Pakuję walizkę a potem na chwilę wychodzę na słoneczko. Czuć coraz bardziej wiosnę. Ptaki śpiewają tak głośno, jakby chciały, żebym wysłuchała ich radosnego koncertu. Uśmiecham się do tych małych skrzydlatych przyjaciół. Uśmiecham się do życia, do świata. W głębi słychać stukanie dzięcioła. Chłonę ten widok pełną piersią.
Czekam na wypis i na M. Spędzimy ten wieczór nareszcie razem.:)
Jestem wdzięczna za wszystko.







W domu powoli każdego dnia dochodzę do siebie.

24.02.2022r. okrutna bestialska napaść na Ukrainę pogrążyły mnie ( jak i miliony ludzi) w smutku i niepokoju. Pomagamy z M. na miarę naszych możliwości.

To takie okrutne i niehumanitarne. 

Solidaryzujemy się z Ukrainą.

11.03.2022r.

Trafiam na SOR. Brakuje mi oddechu. Zaczynam się dusić. Po kilku badaniach, pada decyzja.

- Musi pani zostać w szpitalu. 

Dr kardiolog dzwoni na oddział.

- Proszę przygotować łóżko na R-ce.

Mam łzy w oczach. Znowu pobyt w szpitalu. Jak długo? Co mnie czeka? Ale nie ma innego wyjścia. Mąż dowozi mi potrzebne rzeczy. Jestem już podpięta do aparatury monitorującej z lewej strony, a z prawej leci dożylnie lek. 

Nie wolno mi wstać z łóżka. Przez 5 dni...
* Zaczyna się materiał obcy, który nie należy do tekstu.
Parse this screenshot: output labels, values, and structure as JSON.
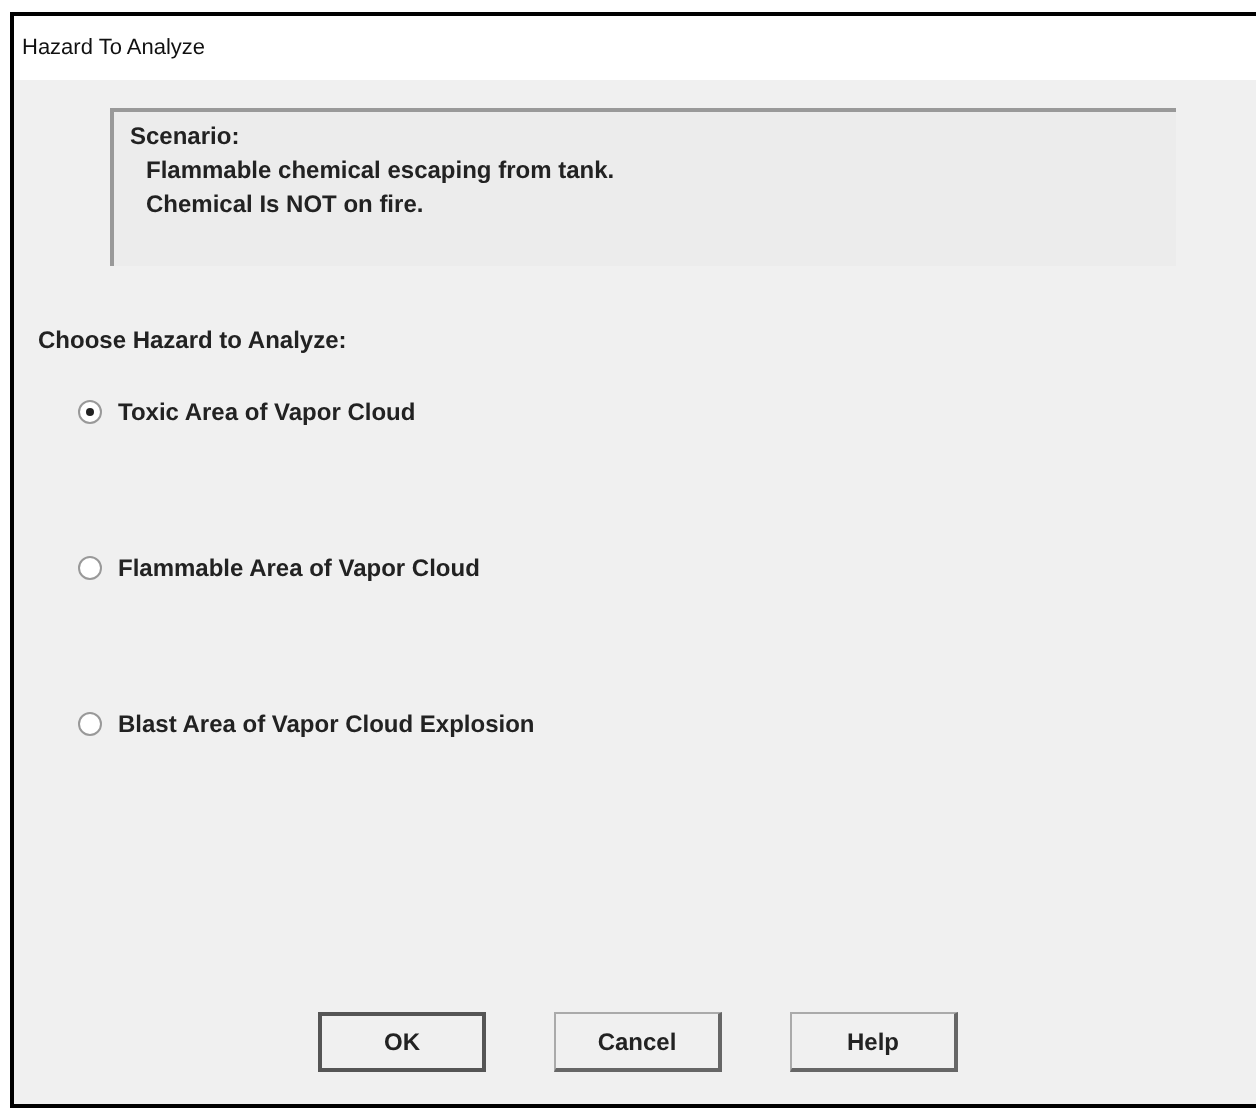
{
  "window": {
    "title": "Hazard To Analyze"
  },
  "scenario": {
    "heading": "Scenario:",
    "lines": [
      "Flammable chemical escaping from tank.",
      "Chemical Is NOT on fire."
    ]
  },
  "prompt": "Choose Hazard to Analyze:",
  "options": [
    {
      "label": "Toxic Area of Vapor Cloud",
      "selected": true
    },
    {
      "label": "Flammable Area of Vapor Cloud",
      "selected": false
    },
    {
      "label": "Blast Area of Vapor Cloud Explosion",
      "selected": false
    }
  ],
  "buttons": [
    {
      "label": "OK",
      "default": true
    },
    {
      "label": "Cancel",
      "default": false
    },
    {
      "label": "Help",
      "default": false
    }
  ]
}
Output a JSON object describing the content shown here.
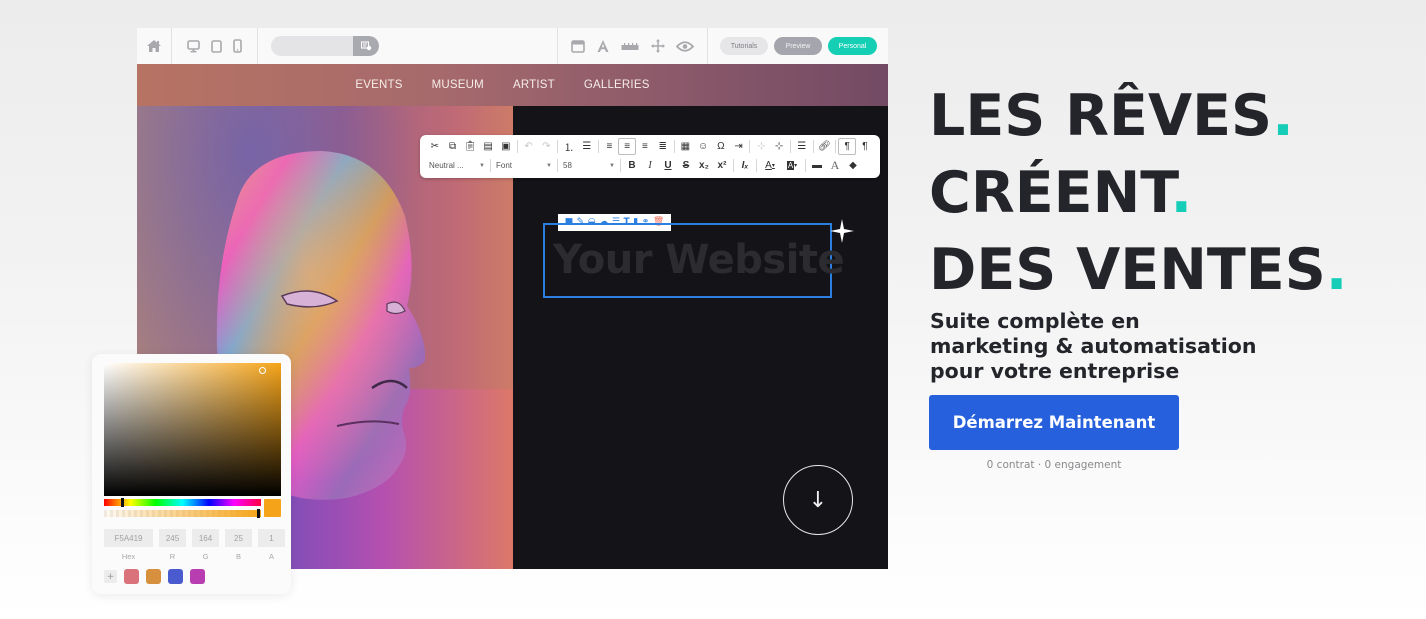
{
  "builder": {
    "topbar": {
      "icons_left": [
        "home-icon",
        "desktop-icon",
        "tablet-icon",
        "mobile-icon"
      ],
      "search": {
        "value": "",
        "placeholder": ""
      },
      "search_button_icon": "template-settings-icon",
      "tool_icons": [
        "layout-icon",
        "typography-icon",
        "ruler-icon",
        "move-icon",
        "preview-eye-icon"
      ],
      "buttons": {
        "tutorials": "Tutorials",
        "preview": "Preview",
        "personal": "Personal"
      }
    },
    "site_nav": [
      "EVENTS",
      "MUSEUM",
      "ARTIST",
      "GALLERIES"
    ],
    "rich_text_toolbar": {
      "row1_icons": [
        "cut",
        "copy",
        "paste",
        "paste-text",
        "paste-word",
        "undo",
        "redo",
        "numbered-list",
        "bulleted-list",
        "align-left",
        "align-center",
        "align-right",
        "justify",
        "table",
        "emoji",
        "special-char",
        "indent",
        "horizontal-line-a",
        "horizontal-line-b",
        "page-break",
        "link",
        "ltr",
        "rtl"
      ],
      "style_select": "Neutral ...",
      "font_select": "Font",
      "size_select": "58",
      "row2_buttons": [
        "B",
        "I",
        "U",
        "S",
        "x₂",
        "x²",
        "Iₓ",
        "A",
        "A"
      ]
    },
    "selected_element": {
      "text": "Your Website",
      "toolbar_icons": [
        "edit-box",
        "pencil",
        "layers",
        "cloud",
        "align",
        "text",
        "copy",
        "link",
        "delete"
      ]
    },
    "scroll_down_icon": "arrow-down-icon"
  },
  "color_picker": {
    "hex": "F5A419",
    "r": "245",
    "g": "164",
    "b": "25",
    "a": "1",
    "labels": {
      "hex": "Hex",
      "r": "R",
      "g": "G",
      "b": "B",
      "a": "A"
    },
    "current_color": "#f5a419",
    "add_label": "+",
    "presets": [
      "#d9727a",
      "#d7913e",
      "#4a5bd0",
      "#b83db0"
    ]
  },
  "marketing": {
    "headline": [
      {
        "text": "LES RÊVES",
        "dot": "."
      },
      {
        "text": "CRÉENT",
        "dot": "."
      },
      {
        "text": "DES VENTES",
        "dot": "."
      }
    ],
    "subline": [
      "Suite complète en",
      "marketing & automatisation",
      "pour votre entreprise"
    ],
    "cta_label": "Démarrez Maintenant",
    "cta_note": "0 contrat · 0 engagement",
    "accent_color": "#16cdb8",
    "cta_color": "#2660dd"
  }
}
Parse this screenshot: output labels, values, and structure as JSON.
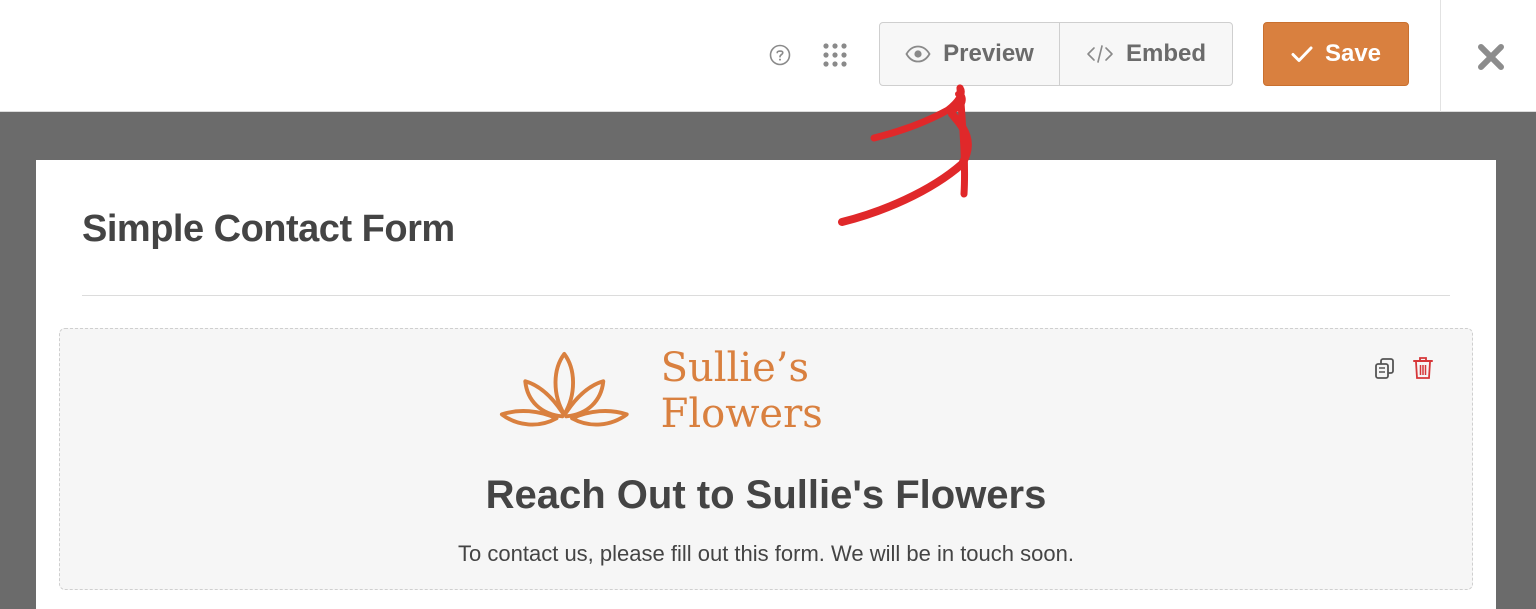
{
  "toolbar": {
    "preview_label": "Preview",
    "embed_label": "Embed",
    "save_label": "Save",
    "help_icon": "help-circle-icon",
    "apps_icon": "grid-dots-icon",
    "close_icon": "close-x-icon"
  },
  "form": {
    "title": "Simple Contact Form",
    "field": {
      "logo_text": "Sullie’s Flowers",
      "heading": "Reach Out to Sullie's Flowers",
      "description": "To contact us, please fill out this form. We will be in touch soon."
    }
  },
  "colors": {
    "accent": "#d9803f",
    "builder_bg": "#6b6b6b",
    "annotation_red": "#e0282a",
    "delete_red": "#d63638"
  }
}
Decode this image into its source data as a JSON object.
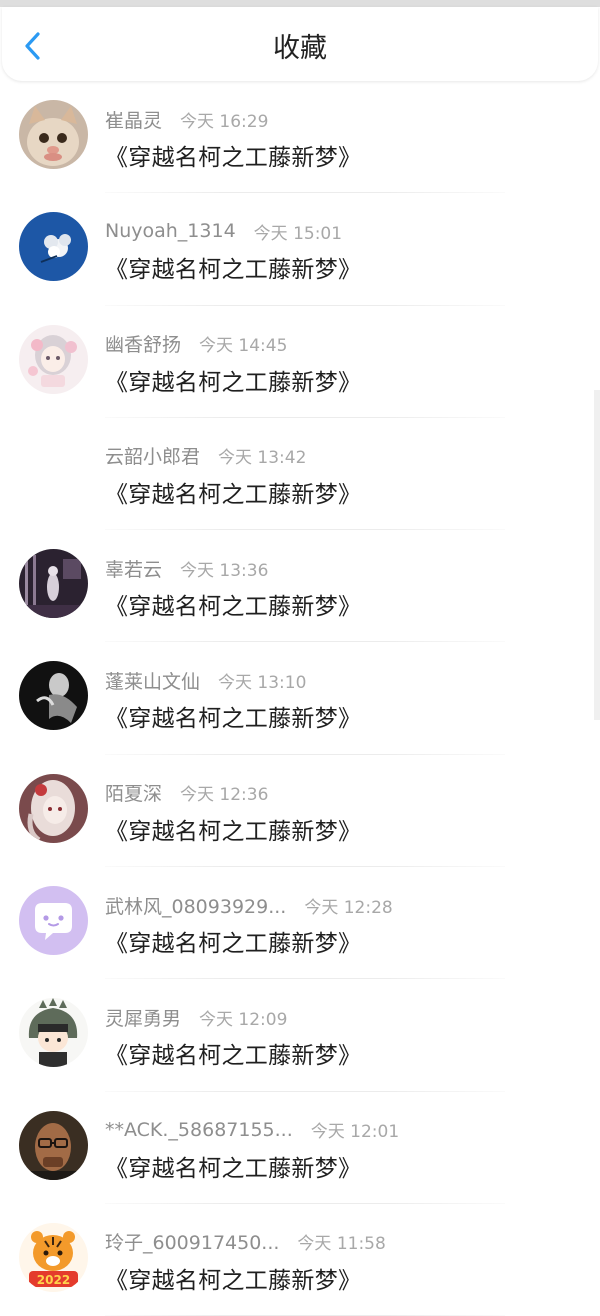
{
  "header": {
    "title": "收藏",
    "back_icon": "chevron-left-icon",
    "accent": "#2b9af3"
  },
  "items": [
    {
      "name": "崔晶灵",
      "time": "今天 16:29",
      "book": "《穿越名柯之工藤新梦》",
      "avatar": "cat"
    },
    {
      "name": "Nuyoah_1314",
      "time": "今天 15:01",
      "book": "《穿越名柯之工藤新梦》",
      "avatar": "flower-blue"
    },
    {
      "name": "幽香舒扬",
      "time": "今天 14:45",
      "book": "《穿越名柯之工藤新梦》",
      "avatar": "anime-girl"
    },
    {
      "name": "云韶小郎君",
      "time": "今天 13:42",
      "book": "《穿越名柯之工藤新梦》",
      "avatar": "none"
    },
    {
      "name": "辜若云",
      "time": "今天 13:36",
      "book": "《穿越名柯之工藤新梦》",
      "avatar": "dark-room"
    },
    {
      "name": "蓬莱山文仙",
      "time": "今天 13:10",
      "book": "《穿越名柯之工藤新梦》",
      "avatar": "bw-person"
    },
    {
      "name": "陌夏深",
      "time": "今天 12:36",
      "book": "《穿越名柯之工藤新梦》",
      "avatar": "anime-red"
    },
    {
      "name": "武林风_08093929...",
      "time": "今天 12:28",
      "book": "《穿越名柯之工藤新梦》",
      "avatar": "chat-bubble"
    },
    {
      "name": "灵犀勇男",
      "time": "今天 12:09",
      "book": "《穿越名柯之工藤新梦》",
      "avatar": "dino-girl"
    },
    {
      "name": "**ACK._58687155...",
      "time": "今天 12:01",
      "book": "《穿越名柯之工藤新梦》",
      "avatar": "man-glasses"
    },
    {
      "name": "玲子_600917450...",
      "time": "今天 11:58",
      "book": "《穿越名柯之工藤新梦》",
      "avatar": "tiger-2022",
      "avatar_text": "2022"
    }
  ]
}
Jednego dnia przychodzi młody lekarz i podczas rozmowy, mówi mi wprost:

- Pani umrze na amyloidozę...

Nie będę opisywać przebiegu dalszej rozmowy, bo to nie ma sensu. Tego dnia nie potrafiłam pozbierać myśli. Te słowa huczały mi w głowie. Cudem wyszłam ze śpiączki, sepsy, ostrego zapalenia płuc, etc. Byłam zdeterminowana, by ćwiczyć, siedzieć, chodzić. Walczyłam z depresją, demonami, lękami i kiedy wyszłam na jakąś tam prostą, ktoś znowu podcina mi skrzydła.

Ktoś, kto ma nieuleczalną chorobę, potrzebuje wsparcia, by z nią walczyć, a nie dołujących haseł.

Mimo wszystko jestem wdzięczna za leczenie. 

18.03.2022r.

Jestem w domu. Czeka mnie kilka wizyt u lekarzy. 

To nic. Tak trzeba. 

Osłabiona znowu powoli zbieram w sobie energię. Na ile to możliwe spotykam się z bliskimi. Cieszy mnie wizyta Wnusi, Wnuczka. Cieszą mnie odwiedziny przyjaciół.

Jestem wdzięczna za każdy nowy i kończący się dzień.








Dziękuję tym, którzy dotrwali do końca. 

Dziękuję za troskę, empatię. Tęskniłam za Wami.

Życzę wszystkim zdrowia i lepszego czasu.

Pozdrawiam wszystkich odwiedzających.